Un parti comme les autres

Mais la dernière décennie a vu mûrir un phénomène qui avait déjà commencé à se dessiner dans la période précédente : une partie du monde catholique - aussi bien de tous les laïcs catholiques que de la Démocratie Chrétienne donnait les signes de plus en plus concrets d’un déplacement vers une forme de « néo-intégralisme » de type populiste-messianique, très proche des mythologies finalistes et totalitaires du communisme. En somme, de nombreux catholiques ajoutaient à leur foi en une renaissance ultraterrestre une foi en une renaissance terrestre de type paramarxiste.
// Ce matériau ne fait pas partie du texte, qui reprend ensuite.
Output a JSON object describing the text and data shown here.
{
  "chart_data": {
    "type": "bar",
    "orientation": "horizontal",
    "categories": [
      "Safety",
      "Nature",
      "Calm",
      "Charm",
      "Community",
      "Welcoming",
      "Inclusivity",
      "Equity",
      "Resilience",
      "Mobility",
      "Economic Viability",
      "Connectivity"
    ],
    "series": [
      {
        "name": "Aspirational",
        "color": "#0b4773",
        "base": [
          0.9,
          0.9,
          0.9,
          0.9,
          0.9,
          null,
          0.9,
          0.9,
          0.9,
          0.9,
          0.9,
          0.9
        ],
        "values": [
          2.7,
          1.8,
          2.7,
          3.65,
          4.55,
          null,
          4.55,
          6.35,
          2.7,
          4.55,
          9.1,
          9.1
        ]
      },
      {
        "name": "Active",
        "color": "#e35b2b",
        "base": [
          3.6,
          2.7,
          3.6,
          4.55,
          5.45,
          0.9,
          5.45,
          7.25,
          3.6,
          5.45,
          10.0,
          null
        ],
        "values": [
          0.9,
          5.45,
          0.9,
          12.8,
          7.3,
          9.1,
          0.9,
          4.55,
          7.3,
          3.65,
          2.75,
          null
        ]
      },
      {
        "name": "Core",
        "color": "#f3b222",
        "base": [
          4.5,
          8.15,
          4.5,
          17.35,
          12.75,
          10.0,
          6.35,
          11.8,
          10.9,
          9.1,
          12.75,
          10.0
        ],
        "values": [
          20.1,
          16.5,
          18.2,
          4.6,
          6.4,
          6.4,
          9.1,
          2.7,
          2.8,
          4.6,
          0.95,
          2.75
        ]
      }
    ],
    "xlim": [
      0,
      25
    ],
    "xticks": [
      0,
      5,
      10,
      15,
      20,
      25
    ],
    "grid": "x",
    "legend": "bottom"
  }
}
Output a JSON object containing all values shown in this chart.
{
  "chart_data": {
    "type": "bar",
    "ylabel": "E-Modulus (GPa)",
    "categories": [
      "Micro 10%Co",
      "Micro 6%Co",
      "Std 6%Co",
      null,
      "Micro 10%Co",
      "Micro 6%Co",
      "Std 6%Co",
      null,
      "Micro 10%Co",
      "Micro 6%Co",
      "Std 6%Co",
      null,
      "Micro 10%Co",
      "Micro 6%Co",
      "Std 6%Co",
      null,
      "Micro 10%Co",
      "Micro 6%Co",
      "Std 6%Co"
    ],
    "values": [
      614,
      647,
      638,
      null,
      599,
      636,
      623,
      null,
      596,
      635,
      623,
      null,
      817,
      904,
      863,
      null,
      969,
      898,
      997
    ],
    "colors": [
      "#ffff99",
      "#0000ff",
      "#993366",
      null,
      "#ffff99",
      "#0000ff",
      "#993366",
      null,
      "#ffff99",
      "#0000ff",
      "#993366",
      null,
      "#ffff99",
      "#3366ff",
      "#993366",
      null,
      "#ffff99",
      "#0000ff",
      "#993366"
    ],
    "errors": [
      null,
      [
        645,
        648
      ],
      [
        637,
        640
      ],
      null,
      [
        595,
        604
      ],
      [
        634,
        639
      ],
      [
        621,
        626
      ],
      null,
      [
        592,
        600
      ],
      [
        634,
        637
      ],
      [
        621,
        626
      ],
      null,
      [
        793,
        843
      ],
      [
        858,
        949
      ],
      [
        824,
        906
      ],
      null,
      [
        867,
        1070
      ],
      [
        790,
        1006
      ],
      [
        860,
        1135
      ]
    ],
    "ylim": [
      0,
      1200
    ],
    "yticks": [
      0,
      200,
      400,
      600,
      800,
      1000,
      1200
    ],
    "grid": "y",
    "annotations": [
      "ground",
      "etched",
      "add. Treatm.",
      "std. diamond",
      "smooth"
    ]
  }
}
Et il était inévitable que ces déplacements correspondissent à des contre-poussées ultra-modérées d’une autre partie des catholiques.
Ce phénomène, avec l’avènement d’un pape polonais - avènement qui ne peut ne pas conduire, en perspective, à la chute du traditionnel « italo-centrisme » de l’Eglise de Rome - n’a pas manqué, ces derniers temps, de mettre en discussion le « collatéralisme », à savoir la représentativité politique absolue, de la part de la Démocratie Chrétienne, du monde catholique.
Face à la catholicité, en somme, la Démocratie Chrétienne est destinée à devenir un parti comme les autres et le « collatéralisme » commence à être considéré comme un obstacle à la mission universaliste de l’Eglise.
De tout cela dérive une situation fort semblable à celle de la fin du siècle dernier : la social démocratie se trouve, de nos jours, face aux catholiques dans la même situation où elle se trouvait alors : lorsque les catholiques, en raison du veto de la Hiérarchie, ne pouvaient pas encore s’organiser politiquement et avaient la liberté de donner leur suffrage à un des autres partis existants.
Situation féconde de perspectives. En effet, le terrain de rencontre entre la social-démocratie et la catholicité est très vaste. Surtout en ce qui concerne le thème fondamental de notre époque : les droits de l’homme, la dignité de l’homme, que le Pape Wojtyla a placés au centre de son message de « defensor hominis ».
Dignité de l’homme que le catholique sera porté à affirmer « contre » l’histoire, « contre » l’usage ; et que la conception social-démocrate veut défendre, par contre, même « dans » l’histoire « dans » l’usage.
Mais la social-démocratie et le monde catholique sont également engagés à s’opposer aux déviations, en termes d’inhumanité et de perte de la liberté, aussi bien dans les structures des sociétés industrialisées que des totalitarismes du « socialisme réel .


[1] Secrétaire général du Parti Socialiste Démocratique d’Italie (PSDI).